The Frogs Who Would A-wooing Go
(
MISCELLANEOUS PUZZLES)
While we were vainly attempting to solve this puzzle, the Professor arranged on the table ten of the frogs in two rows, as they will be found in the illustration.
"That seems entertaining," I said. "What is it?"
"It is a little puzzle I made a year ago, and a favourite with the few people who have seen it. It is called 'The Frogs who would a-wooing go.' Four of them are supposed to go a-wooing, and after the four have each made a jump upon the table, they are in such a position that they form five straight rows with four frogs in every row."
"What's that?" asked Hawkhurst. "I think I can do that." A few minutes later he exclaimed, "How's this?"
"They form only four rows instead of five, and you have moved six of them," explained the Professor.
"Hawkhurst," said Grigsby severely, "you are a duffer. I see the solution at a glance. Here you are! These two jump on their comrades' backs."

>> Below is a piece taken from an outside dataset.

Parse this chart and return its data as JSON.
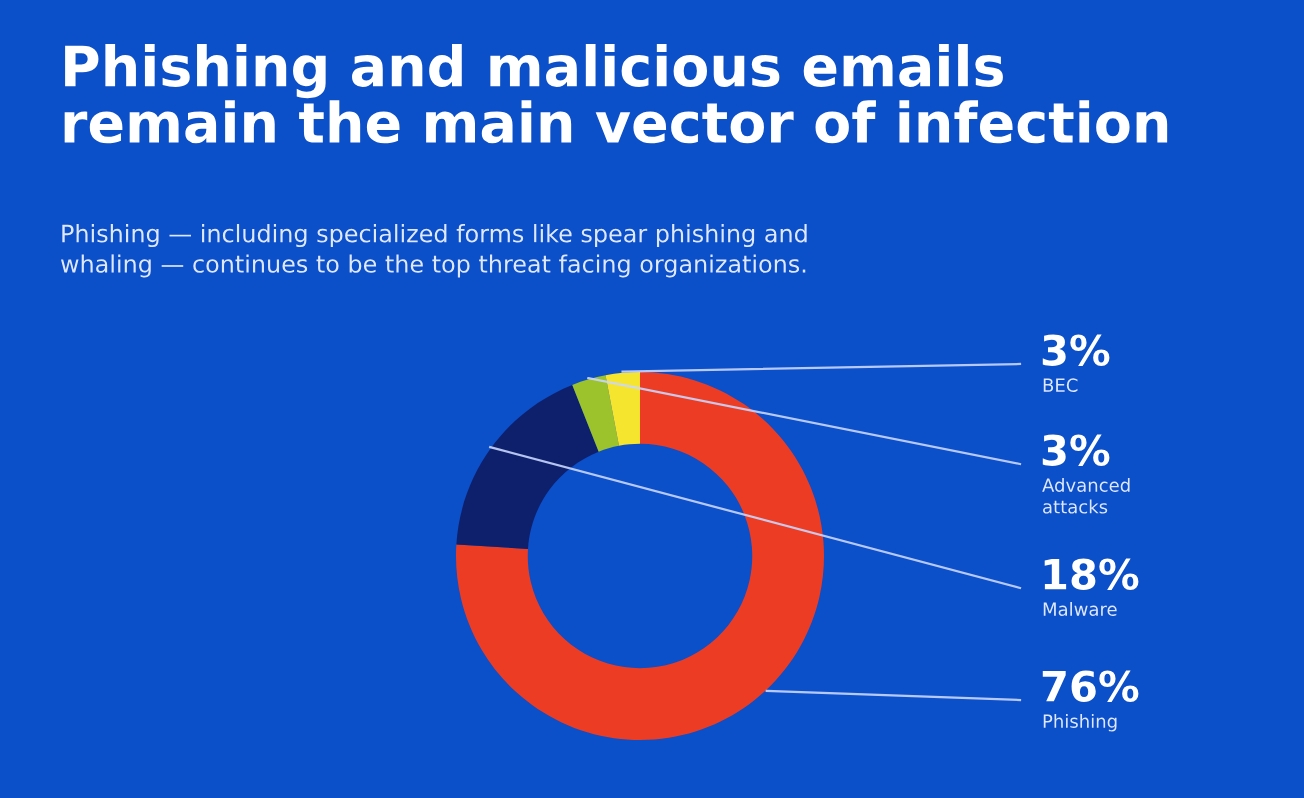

"No, no," admonished the Professor; "that is not allowed. I distinctly said that the jumps were to be made upon the table. Sometimes it passes the wit of man so to word the conditions of a problem that the quibbler will not persuade himself that he has found a flaw through which the solution may be mastered by a child of five."
After we had been vainly puzzling with these batrachian lovers for some time, the Professor revealed his secret.
The Professor gathered up his Japanese reptiles and wished us good-night with the usual seasonable compliments. We three who remained had one more pipe together, and then also left for our respective homes. Each believes that the other two racked their brains over Christmas in the determined attempt to master the Professor's puzzles; but when we next met at the club we were all unanimous in declaring that those puzzles which we had failed to solve "we really had not had time to look at," while those we had mastered after an enormous amount of labour "we had seen at the first glance directly we got home."
Answer:
This is one of those puzzles in which a plurality of solutions is practically unavoidable. There are two or three positions into which four frogs may jump so as to form five rows with four in each row, but the case I have given is the most satisfactory arrangement.
The frogs that have jumped have left their astral bodies behind, in order to show the reader the positions which they originally occupied. Chang, the frog in the middle of the upper row, suffering from rheumatism, as explained above in the Frogs and Tumblers solution, makes the shortest jump of all—a little distance between the two rows; George and Wilhelmina leap from the ends of the lower row to some distance N. by N.W. and N. by N.E. respectively; while the frog in the middle of the lower row, whose name the Professor forgot to state, goes direct S.